Craving Incubation and Cognitive Reappraisal in Cocaine Addiction
Among the many addictions, cocaine addiction is particularly treatment-resistant, with estimated relapse rates greater than 45%. While most abstaining individuals with cocaine use disorders (iCUD) relapse within the first few weeks and months of abstinence, relapse continues to occur long after acute withdrawal has abated. Re-exposure to cues previously associated with drug use that evoke intense craving and associated brain reactivity that can be psychophysiologically measured (i.e., cue-induced craving) is a major contributing factor in relapse to drug use. Studies show cue-induced craving to increase with time into abstinence before decreasing, an incubation of craving that renders abstaining iCUD vulnerable to relapse. Using electroencephalography, we tracked attention to salient stimuli including drug-cues in initially abstaining iCUD, with longitudinal results replicating cross-sectional ones in demonstrating this dynamic vulnerability factor. In the current longitudinal project, performed at carefully selected abstinence durations, we will test whether this drug cue reactivity, and incubation of craving itself, can be suppressed with cognitive reappraisal of salient drug cues, a prefrontal cortex-mediated emotion regulation strategy. We will also explore whether the expected reductions in incubation of cue-reactivity track treatment response and predict clinical outcomes at 6 months follow-up. The ultimate goal is to improve clinical outcomes (e.g., reduce craving and prolong cocaine abstinence duration during the first 6 months of abstinence in iCUD).

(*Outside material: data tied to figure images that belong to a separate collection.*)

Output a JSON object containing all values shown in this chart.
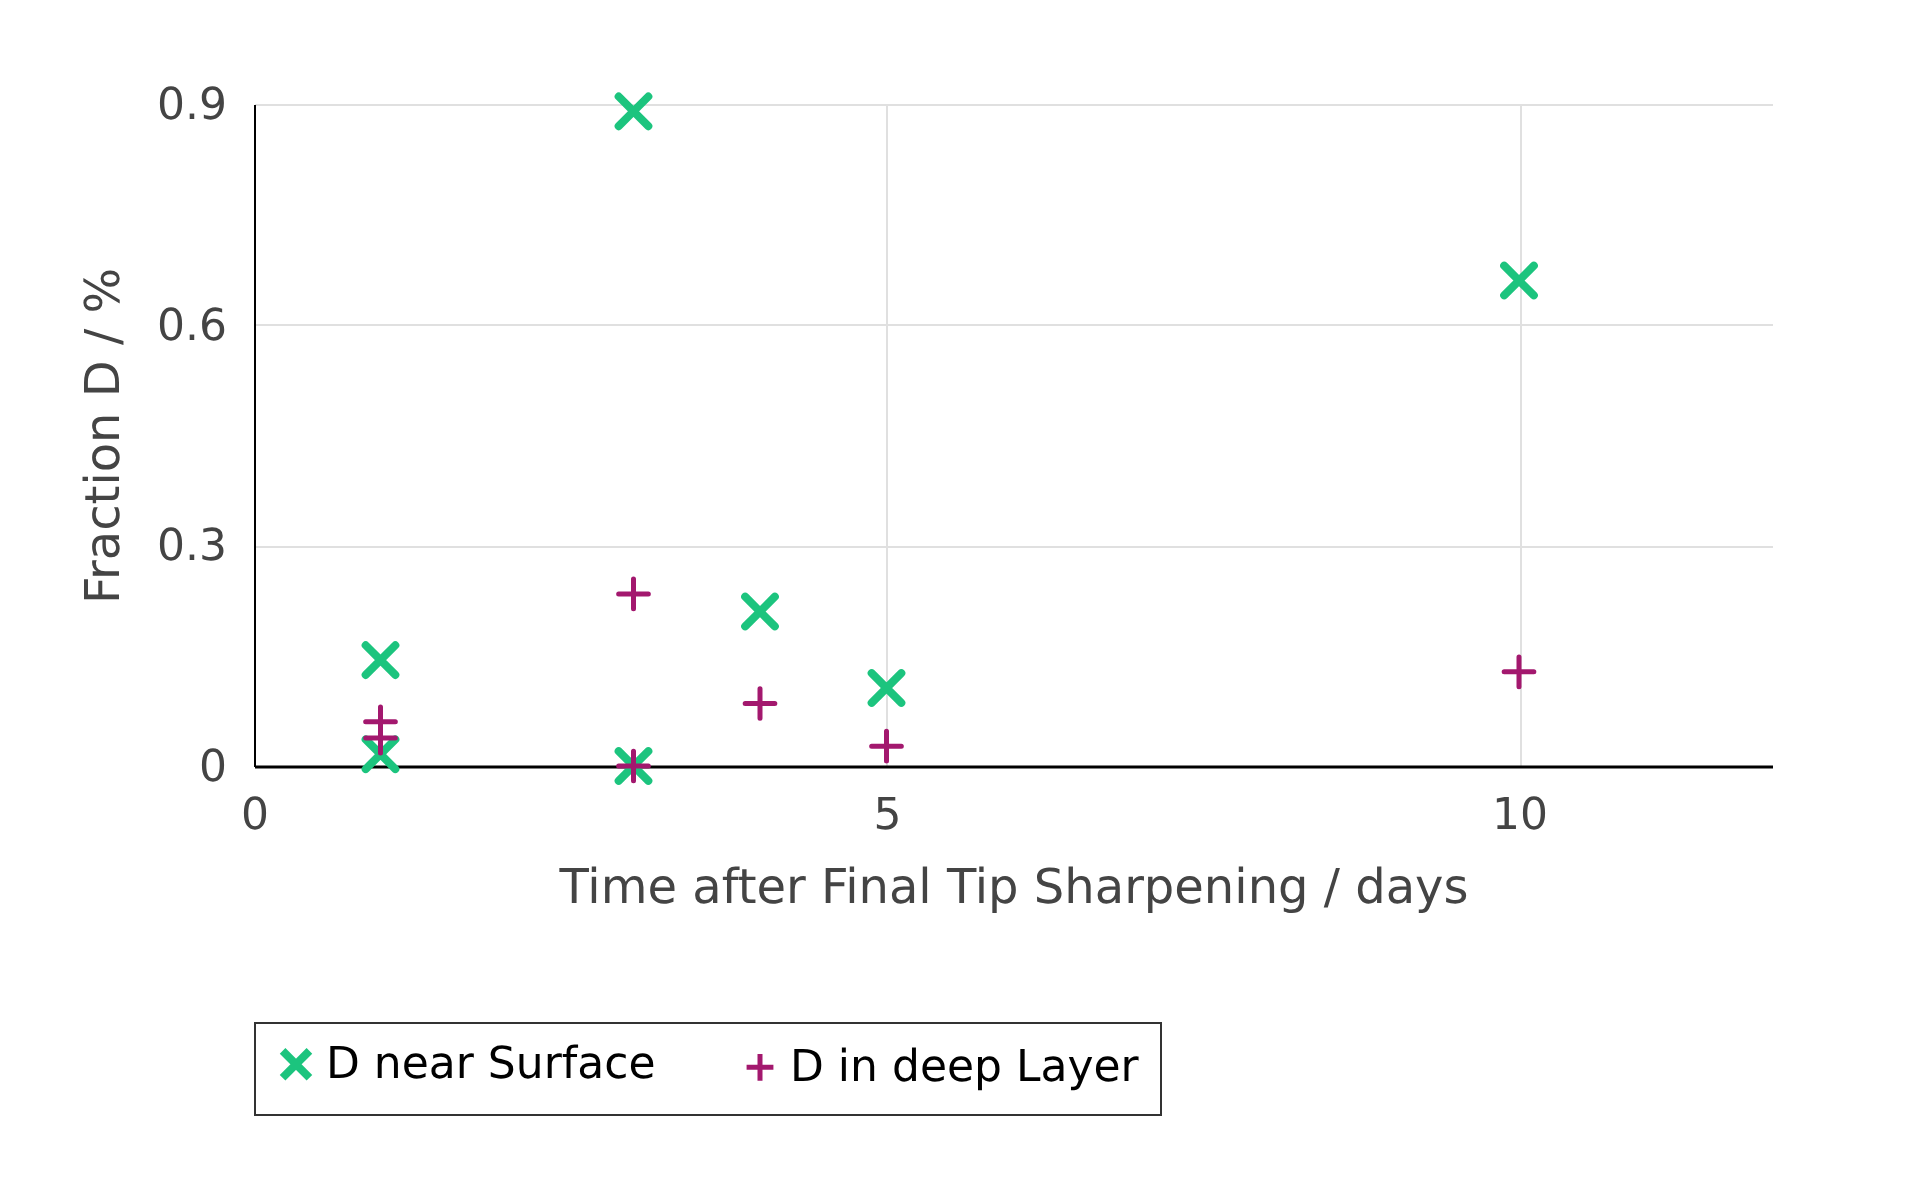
{
  "chart_data": {
    "type": "scatter",
    "xlabel": "Time after Final Tip Sharpening / days",
    "ylabel": "Fraction D / %",
    "xlim": [
      0,
      12
    ],
    "xticks": [
      0,
      5,
      10
    ],
    "ylim": [
      0,
      0.9
    ],
    "yticks": [
      0,
      0.3,
      0.6,
      0.9
    ],
    "grid": true,
    "legend": "bottom",
    "series": [
      {
        "name": "D near Surface",
        "color": "#1cc47e",
        "marker": "x",
        "x": [
          1,
          1,
          3,
          3,
          4,
          5,
          10
        ],
        "values": [
          0.144,
          0.016,
          0.89,
          0.0,
          0.21,
          0.106,
          0.66
        ]
      },
      {
        "name": "D in deep Layer",
        "color": "#a3186e",
        "marker": "cross",
        "x": [
          1,
          1,
          3,
          3,
          4,
          5,
          10
        ],
        "values": [
          0.06,
          0.038,
          0.234,
          0.0,
          0.085,
          0.027,
          0.128
        ]
      }
    ]
  }
}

This work is funded by NIDA R01DA041528-02 and R01DA058039-01A1.
Relevant publication:
Diagnostic and prognostic biomarkers for subtypes of addictions-related circuit dysfunction
In collaboration with Conor Liston, MD, PhD, of Weil Cornell, we are using a recently developed and validated approach to discovering and diagnosing subtypes of SUD using functional magnetic resonance imaging (fMRI) measures of functional connectivity. In a secondary data analysis, we are leveraging multiple deeply characterized and large-scale neuroimaging datasets. Our central hypothesis is that individual differences in mechanisms underlying iRISA are mediated by distinct forms of dysfunctional connectivity in addiction-related circuits, which in turn interact and give rise to distinct neurophysiological addiction subtypes. Here we are using statistical clustering and machine-learning methods to delineate these subtypes and optimize classifiers (fMRI biomarkers) for diagnosing them in individual patients, focusing initially on cocaine addiction. Then, we validate these subtype-specific biomarkers by first replicating them in a new dataset and then evaluating their longitudinal stability and predictive utility. Finally, we will test whether subtype-specific circuit mechanisms generalize to mediate iRISA functions in other forms of addiction, and define their interactions with distinct mechanisms mediating anhedonia and anxious arousal in patients with comorbid depression and anxiety.
This work is funded by NIDA R01 DA047851-01A1.